In another statement, Southern California’s Metropolitan Water District, which sells water wholesale to agencies in six counties, said it supports Interior’s proposal, is working to minimize its Southern California impacts, and is committed to working collaboratively with other states and the federal government to address the river’s short- and long-term problems. Its comments came in a statement from Adel Hagekhalil, the district's general manager.
The CAP and ADWR said in their statement that all basin states are working on a “coordinated response” to Trujillo’s letter.
But to ASU’s Porter, Interior’s “accounting trick” will also end up costing Arizona cities more in the long run.
That’s because in the earlier, less drastic shortage tiers, more money will have to be paid to local governments and tribes to compensate for the cuts they have to take.
As the shortages escalate, the amount of money paid in compensation diminishes and ultimately goes away. That money will come at least in part from property taxes and water rates paid by CAP customers, Porter said.
Also, if the Lower Basin were to go more quickly to the worst possible shortage category, known as Tier 3, “the cities would arguably be in better shape, water supply wise,” because that would leave more water in Mead, she said. A Tier 3 shortage is called if Mead falls below 1,025 feet.
“Instead, it’s like an emergency measure we’re doing. It’s done to get the states to agree to it,” Porter said.
The UA’s Megdal asked how Interior’s proposal will mesh with ongoing efforts by Lower Basin states, started last fall, to save 500,000 acre-feet of water this year by paying farmers and cities to use less water as a way of propping up Mead.
“People are trying to keep the level of Lake Mead from falling below 1,030 or 1,025 feet. Then, something else is coming and dropping it down,” Megdal said. “How will people feel about renewing commitments to those agreements? This is a very interrelated system. People are making decisions on what they think is going to happen.
“Now, this is a jolt to the system. And do we know if next year will be any better?” Megdal asked.
At a crossroads
Looking ahead, “I think the (entire) basin is in a very serious and critical crossroads,” due to low reservoirs, said Colby Pellegrino, deputy general manager of the Southern Nevada Water Authority.
“Collectively, we’re going to have to figure out how to manage the system. That’s going to take us needing some operational certainty, tracking the river’s hydrology really closely and really throwing everything we can at using less water.”
The Nevada authority is a wholesale agency that delivers water to seven Las Vegas-area agencies serving 2.2 million people. Pellegrino said that since Nevada gets 1.8% of the river’s entire supply, the best thing the state can do is “trailblaze and show there’s a lot we can achieve through conservation.”
“But the math is daunting. When you look at current flows and climate change projections the reason we’re declining is that we’re using more than Mother Nature is providing us. That is not going to change any time soon.
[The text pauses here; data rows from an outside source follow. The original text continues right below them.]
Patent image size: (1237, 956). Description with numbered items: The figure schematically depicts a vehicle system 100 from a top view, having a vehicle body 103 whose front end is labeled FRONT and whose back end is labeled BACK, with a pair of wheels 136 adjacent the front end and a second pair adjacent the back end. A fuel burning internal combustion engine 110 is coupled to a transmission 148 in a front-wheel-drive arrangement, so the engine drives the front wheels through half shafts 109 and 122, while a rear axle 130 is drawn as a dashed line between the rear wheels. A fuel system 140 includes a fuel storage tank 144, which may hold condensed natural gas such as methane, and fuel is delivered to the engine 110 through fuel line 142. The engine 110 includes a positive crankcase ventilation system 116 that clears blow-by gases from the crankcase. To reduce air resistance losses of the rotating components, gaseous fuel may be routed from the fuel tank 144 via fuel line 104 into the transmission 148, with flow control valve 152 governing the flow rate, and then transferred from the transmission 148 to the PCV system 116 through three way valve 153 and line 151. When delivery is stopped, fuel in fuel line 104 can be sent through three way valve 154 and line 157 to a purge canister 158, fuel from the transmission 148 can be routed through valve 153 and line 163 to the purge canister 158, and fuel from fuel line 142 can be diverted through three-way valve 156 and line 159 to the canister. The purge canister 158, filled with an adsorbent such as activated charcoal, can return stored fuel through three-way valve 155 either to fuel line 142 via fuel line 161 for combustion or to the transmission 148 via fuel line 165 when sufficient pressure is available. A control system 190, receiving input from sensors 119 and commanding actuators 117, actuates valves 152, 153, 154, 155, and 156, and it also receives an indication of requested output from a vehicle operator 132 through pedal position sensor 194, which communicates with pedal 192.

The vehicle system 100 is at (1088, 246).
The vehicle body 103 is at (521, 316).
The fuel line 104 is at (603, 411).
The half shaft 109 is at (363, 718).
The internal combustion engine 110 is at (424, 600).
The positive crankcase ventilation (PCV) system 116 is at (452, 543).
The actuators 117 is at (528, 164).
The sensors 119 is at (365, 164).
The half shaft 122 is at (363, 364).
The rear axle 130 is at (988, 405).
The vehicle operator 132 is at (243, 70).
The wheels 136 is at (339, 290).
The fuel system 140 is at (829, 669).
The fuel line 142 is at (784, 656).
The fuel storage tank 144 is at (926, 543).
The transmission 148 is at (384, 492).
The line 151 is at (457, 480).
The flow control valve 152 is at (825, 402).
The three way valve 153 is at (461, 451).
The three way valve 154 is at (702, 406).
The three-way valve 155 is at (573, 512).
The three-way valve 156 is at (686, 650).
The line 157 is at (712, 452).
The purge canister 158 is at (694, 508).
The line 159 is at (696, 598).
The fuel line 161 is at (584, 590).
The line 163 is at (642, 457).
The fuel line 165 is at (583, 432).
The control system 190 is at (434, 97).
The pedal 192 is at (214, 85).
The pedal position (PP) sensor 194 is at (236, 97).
We have to do more and we have to do it now.”
With the Interior Department taking unprecedented action to protect Glen Canyon Dam’s infrastructure, “I think it’s clear that continued drought and climate change impacts on the Colorado River are pushing operations to the brink,” said Jennifer Pitt, director of the National Audubon Society’s Colorado River program.
“It’s clearly important what they’re doing, but I guess I would pause there and say that it’s clear those actions are not sufficient for the long run. The way we understand climate change is that the conditions we are experiencing now may be some of the best conditions we experience in the coming decades,” Pitt said.
“We need to have everyone take care of the problem or we’re at risk of dire consequences,” Pitt said. “Who wants to tell water users there is going to be a shortage? Will that political will be caused ... when they finally can appreciate that not making the decisions is worse than actually making decisions to manage the water supply?”